Contrary to reports in the media, a member of the newly inaugurated Governing Council of the Council for the Regulation of Freight Forwarding in Nigeria (CRFFN), Chief Peter Obi has dismissed the December commencement date for the collection of the Professional Operating Fee (POF) by the freight forwarders operating in the Nigerian seaports, airports and land border stations as widely reported.
Obi who made this known while interacting with our correspondent in Lagos recently said that POF collection came up as part of the agenda for their inaugural meeting but was canvassed against by the practicing freight forwarders in the Council on the ground that that should not take be the first ‘gift’ the Council would give Nigerian freight forwarders who at present had so many issues worrying them in the day to day running of their businesses.
He pointed that the POF collection is secondary in their agenda for adding that POF collection was not the reason why they were inaugurated.
Reminded that POF collection was at the heart of the Minister of Transportation’s speech during the inauguration, he said,” Yes! But when he left, the Council now took their decision because it is a minor thing, it is secondary. This is not why we were inaugurated. We have so many problems which everybody is looking at us. The last hope of the common freight forwarder is the Council for the Regulation of Freight Forwarding in Nigeria, they want to see what we can do. We have to solve so many problems. I am not among those who are thinking of collecting that POF.

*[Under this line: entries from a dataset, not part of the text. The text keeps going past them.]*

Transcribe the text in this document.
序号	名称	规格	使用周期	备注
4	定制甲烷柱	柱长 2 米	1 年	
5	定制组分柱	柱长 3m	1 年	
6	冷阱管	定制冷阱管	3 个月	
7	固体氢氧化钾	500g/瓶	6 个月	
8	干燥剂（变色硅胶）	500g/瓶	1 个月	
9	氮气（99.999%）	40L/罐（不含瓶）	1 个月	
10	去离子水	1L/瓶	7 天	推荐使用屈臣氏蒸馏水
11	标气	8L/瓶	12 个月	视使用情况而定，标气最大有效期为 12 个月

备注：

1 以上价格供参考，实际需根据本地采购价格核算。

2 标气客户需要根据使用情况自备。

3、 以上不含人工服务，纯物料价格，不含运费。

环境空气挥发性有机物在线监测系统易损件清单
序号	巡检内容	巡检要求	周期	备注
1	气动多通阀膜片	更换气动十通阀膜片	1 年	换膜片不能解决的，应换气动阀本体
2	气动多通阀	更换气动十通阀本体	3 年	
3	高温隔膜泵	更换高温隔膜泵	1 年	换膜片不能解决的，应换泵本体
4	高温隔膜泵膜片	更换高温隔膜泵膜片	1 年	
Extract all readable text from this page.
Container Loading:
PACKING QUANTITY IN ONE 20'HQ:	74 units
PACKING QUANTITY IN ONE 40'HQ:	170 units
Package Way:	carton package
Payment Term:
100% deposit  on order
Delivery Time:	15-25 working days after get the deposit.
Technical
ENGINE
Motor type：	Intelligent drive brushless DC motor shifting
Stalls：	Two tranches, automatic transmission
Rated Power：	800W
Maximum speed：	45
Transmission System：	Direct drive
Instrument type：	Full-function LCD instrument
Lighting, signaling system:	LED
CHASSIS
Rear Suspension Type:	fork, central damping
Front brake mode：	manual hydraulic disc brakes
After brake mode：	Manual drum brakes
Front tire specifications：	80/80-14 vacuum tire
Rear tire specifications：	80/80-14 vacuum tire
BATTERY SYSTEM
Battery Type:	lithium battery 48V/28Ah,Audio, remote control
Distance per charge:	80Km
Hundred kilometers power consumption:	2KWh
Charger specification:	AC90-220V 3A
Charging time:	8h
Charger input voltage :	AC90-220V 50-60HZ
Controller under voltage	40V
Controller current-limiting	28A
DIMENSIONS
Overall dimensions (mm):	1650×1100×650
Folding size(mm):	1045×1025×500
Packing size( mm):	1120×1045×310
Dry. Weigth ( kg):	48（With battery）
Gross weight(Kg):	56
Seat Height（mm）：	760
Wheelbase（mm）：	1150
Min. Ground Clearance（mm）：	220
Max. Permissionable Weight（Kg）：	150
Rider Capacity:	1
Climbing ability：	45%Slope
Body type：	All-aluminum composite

“Somebody mentioned that and we said no, it is not possible. It came up as an agenda to be treated, we now told them, we are the freight forwarders, we wear the shoes and we know where it pinches us. We now told the whole Council that this is not why we were inaugurated, let this thing be thrown out first, we know the problems of the freight forwarders at the ports and the land borders, let us start solving their problems first, this thing will come later then we will look at it and know whether it will be possible or not”.
On Nigeria Customs Service/CRFFN relationship, the Council member recalled that in the past, customs seemed to be sabotaging CRFFN owing to their misconception of the Council as coming to usurp their function saying that the misconception was no longer there as the service had come to realize that CRFFN came to complement its efforts and not the other way round.
“The very first thing that came up, even the CGs then may not have understood it very well, he was looking at it that maybe these people are coming to usurp their function but now everybody is on the same page. You know the very first thing we did in the first and second Councils was that we disseminated information and people came to know that there is something like CRFFN. It is a very big thing, awareness, then we started registration which is also another awareness. It was after the registration that people, even the customs came to know that these people have come to stay.
“There were people who had not heard anything about CRFFN, even the customs, they will go back to the Act and read this Act. Now that we have come back, it is not the way they received us then that they will receive us now. So that was exactly what happened. So, the issue of customs wouldn’t be any problem at all.